One of the most iconic shots in Washington Wizards history was Gilbert Arenas’ game-winner in Chicago vs. the Bulls in Game 5 of the first round of the 2005 playoffs.

Perhaps it was poetic, then, that Washington offered a similar sense of drama vs. the Miami Heat on Friday during a reunion of the classic ‘Big 3’ of Arenas, Caron Butler and Antawn Jamison. At one point down by 15, the Wizards stormed back to win by one point in overtime.

The dagger of the contest was a corner three by Kyle Kuzma with just seconds remaining in regulation to tie the game.

“I’m always in the mentality of ‘get rich or die trying,’” Kuzma said postgame. “If you miss 10, just keep shooting, eventually it’ll fall if you trust it. I put a lot of work in and just believed in my jump shot, and it finally just paid off for me at the right time.”

Did he know that shot was going in when it left his hands?

“That one, I knew that was good. Only that one, though. That’s about it.”

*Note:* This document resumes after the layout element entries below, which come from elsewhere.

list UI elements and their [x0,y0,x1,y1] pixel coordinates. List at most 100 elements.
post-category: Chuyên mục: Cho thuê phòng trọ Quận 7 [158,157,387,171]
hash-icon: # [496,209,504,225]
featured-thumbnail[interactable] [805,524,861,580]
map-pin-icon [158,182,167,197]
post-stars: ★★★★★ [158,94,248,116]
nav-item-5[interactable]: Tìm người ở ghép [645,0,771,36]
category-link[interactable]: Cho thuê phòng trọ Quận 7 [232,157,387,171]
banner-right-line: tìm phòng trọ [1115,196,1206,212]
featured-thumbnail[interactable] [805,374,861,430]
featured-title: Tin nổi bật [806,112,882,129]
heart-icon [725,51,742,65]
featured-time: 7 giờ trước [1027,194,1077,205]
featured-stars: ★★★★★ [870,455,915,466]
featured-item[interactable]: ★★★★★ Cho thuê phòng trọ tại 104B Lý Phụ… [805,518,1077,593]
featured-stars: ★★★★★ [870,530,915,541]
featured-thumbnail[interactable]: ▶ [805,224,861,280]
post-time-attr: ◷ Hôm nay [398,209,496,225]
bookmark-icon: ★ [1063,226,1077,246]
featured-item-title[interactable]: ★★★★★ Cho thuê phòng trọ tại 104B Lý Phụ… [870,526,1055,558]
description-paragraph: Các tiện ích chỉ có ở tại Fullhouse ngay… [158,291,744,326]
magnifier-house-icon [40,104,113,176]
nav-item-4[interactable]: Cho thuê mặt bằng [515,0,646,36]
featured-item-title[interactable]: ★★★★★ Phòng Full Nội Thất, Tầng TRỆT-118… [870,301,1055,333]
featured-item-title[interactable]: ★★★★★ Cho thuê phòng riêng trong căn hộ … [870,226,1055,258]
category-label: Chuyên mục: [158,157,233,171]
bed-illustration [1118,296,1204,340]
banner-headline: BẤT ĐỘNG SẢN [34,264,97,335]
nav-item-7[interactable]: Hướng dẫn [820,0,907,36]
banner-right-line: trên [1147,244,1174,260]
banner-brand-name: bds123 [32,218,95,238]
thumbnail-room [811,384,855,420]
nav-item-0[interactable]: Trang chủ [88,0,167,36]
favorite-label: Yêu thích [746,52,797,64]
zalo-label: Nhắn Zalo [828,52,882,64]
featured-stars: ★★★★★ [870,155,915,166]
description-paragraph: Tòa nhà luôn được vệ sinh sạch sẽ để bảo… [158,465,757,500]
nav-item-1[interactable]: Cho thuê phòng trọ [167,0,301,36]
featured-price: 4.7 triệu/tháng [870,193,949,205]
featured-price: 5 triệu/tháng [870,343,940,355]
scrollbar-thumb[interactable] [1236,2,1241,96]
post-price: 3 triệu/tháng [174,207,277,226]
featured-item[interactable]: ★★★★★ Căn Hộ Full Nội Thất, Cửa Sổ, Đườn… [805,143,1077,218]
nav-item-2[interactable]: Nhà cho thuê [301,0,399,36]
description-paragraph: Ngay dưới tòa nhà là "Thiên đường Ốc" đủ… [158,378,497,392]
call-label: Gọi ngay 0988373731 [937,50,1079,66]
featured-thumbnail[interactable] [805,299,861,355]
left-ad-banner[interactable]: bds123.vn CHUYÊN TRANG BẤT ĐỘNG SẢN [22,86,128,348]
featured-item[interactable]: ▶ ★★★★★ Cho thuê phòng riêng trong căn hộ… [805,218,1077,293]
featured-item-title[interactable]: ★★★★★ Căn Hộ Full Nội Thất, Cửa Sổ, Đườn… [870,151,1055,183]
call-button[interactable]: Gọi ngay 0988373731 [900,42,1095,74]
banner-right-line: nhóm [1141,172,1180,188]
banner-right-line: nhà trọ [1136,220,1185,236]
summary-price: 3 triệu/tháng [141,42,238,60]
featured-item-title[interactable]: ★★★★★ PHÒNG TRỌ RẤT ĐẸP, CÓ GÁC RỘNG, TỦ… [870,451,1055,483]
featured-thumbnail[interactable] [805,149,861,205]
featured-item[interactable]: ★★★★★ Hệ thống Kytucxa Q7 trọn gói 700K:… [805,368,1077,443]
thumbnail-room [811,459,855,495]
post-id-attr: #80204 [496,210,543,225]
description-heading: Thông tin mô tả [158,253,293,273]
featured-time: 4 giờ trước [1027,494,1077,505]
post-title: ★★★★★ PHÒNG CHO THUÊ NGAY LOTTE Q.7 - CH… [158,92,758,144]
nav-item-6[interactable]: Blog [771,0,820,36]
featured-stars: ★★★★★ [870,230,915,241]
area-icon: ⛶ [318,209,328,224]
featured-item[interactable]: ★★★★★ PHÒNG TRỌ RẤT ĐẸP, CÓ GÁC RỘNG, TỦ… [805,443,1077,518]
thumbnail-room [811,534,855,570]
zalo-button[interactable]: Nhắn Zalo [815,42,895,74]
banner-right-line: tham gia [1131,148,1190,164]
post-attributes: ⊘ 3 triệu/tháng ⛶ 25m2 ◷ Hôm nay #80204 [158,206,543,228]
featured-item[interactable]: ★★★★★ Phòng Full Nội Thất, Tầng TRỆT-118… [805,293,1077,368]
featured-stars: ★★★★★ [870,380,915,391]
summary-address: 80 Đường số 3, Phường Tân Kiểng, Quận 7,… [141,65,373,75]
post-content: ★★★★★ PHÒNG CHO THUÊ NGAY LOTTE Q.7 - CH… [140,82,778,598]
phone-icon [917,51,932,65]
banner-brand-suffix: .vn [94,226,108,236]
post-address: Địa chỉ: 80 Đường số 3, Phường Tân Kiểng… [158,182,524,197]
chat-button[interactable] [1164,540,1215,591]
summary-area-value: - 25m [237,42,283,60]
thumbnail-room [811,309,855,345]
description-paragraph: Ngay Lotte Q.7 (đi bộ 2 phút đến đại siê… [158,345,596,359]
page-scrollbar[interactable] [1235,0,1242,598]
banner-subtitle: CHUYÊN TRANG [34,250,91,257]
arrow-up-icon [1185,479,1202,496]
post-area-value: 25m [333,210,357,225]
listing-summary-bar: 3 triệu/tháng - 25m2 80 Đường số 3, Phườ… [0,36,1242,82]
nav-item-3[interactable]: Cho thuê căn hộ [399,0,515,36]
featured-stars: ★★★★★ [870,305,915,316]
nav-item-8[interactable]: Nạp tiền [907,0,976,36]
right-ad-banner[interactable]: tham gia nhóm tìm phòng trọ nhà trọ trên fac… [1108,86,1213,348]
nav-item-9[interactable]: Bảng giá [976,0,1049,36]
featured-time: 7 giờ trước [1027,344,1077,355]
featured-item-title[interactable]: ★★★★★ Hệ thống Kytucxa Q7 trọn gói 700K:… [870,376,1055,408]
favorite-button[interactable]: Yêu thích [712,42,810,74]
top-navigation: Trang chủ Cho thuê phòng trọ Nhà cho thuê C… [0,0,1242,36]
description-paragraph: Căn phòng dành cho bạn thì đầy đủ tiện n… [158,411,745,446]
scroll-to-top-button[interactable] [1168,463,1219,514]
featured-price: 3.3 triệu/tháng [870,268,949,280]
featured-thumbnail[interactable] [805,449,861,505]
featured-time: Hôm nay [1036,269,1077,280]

Kuzma indeed hit the right shot at the right time, but it wasn’t his norm on the night. He shot just 9-of-24 from the field but had 21 points, eight rebounds and eight assists.

His cohorts iced the game for Washington in a much-needed win after letting one slip from their grasp vs. Oklahoma City on Wednesday. Kuzma, Bradley Beal and Kristaps Porzingis are quickly shaping up to be D.C.’s newest version of a ‘Big 3.’

It’s surely too early to equate the current trio’s impact to that of Arenas, Butler and Jamison. After all, Beal, Porzingis and Kuzma have only shared the court for about a dozen games thus far due to injuries and health and safety protocols. But when they are on the court together—even against an extremely depleted Heat squad—their potential is visible.

“We could not drop a game like this, obviously,” Porzingis said postgame. “They only had seven guys, but as I was saying, it’s really hard to play against teams like this because they play free, they were playing super random…we gave them life. They were leading most of the game and it got tough for us but Kuz hit that huge shot and kinda saved all of us.”

Porzingis has been arguably the Wizards’ best player this season, appearing unguardable at times when working at the high post and shooting over the top of shorter defenders. He’s a three-level threat who finished with 20 points, five assists and 17 rebounds, which was one short of tying his season high.

Porzingis was the workhorse of Washington’s four-game win streak when Beal was sidelined due to health protocols. In his second game back, Beal struggled with turnovers but still scored a team-high 27 points to go along with eight rebounds.

“I’d have to look at the film, I would think it’s more rust [causing Beal’s turnovers],” head coach Wes Unseld Jr. said postgame. “I think the vast majority of the turnovers were just errant passes, just not on time or on target…in general, I’d say most of them were controllable.”

What we saw from the Wizards’ ‘New Big 3,’ if that moniker sticks, was very encouraging. Combining for 68 of Washington's 107 points on the night, they're the engine driving the team.

The trio is still in their infant stages of playing together, but their combined offensive arsenal is undeniable. As they move forward this season, developing their chemistry even further will be key.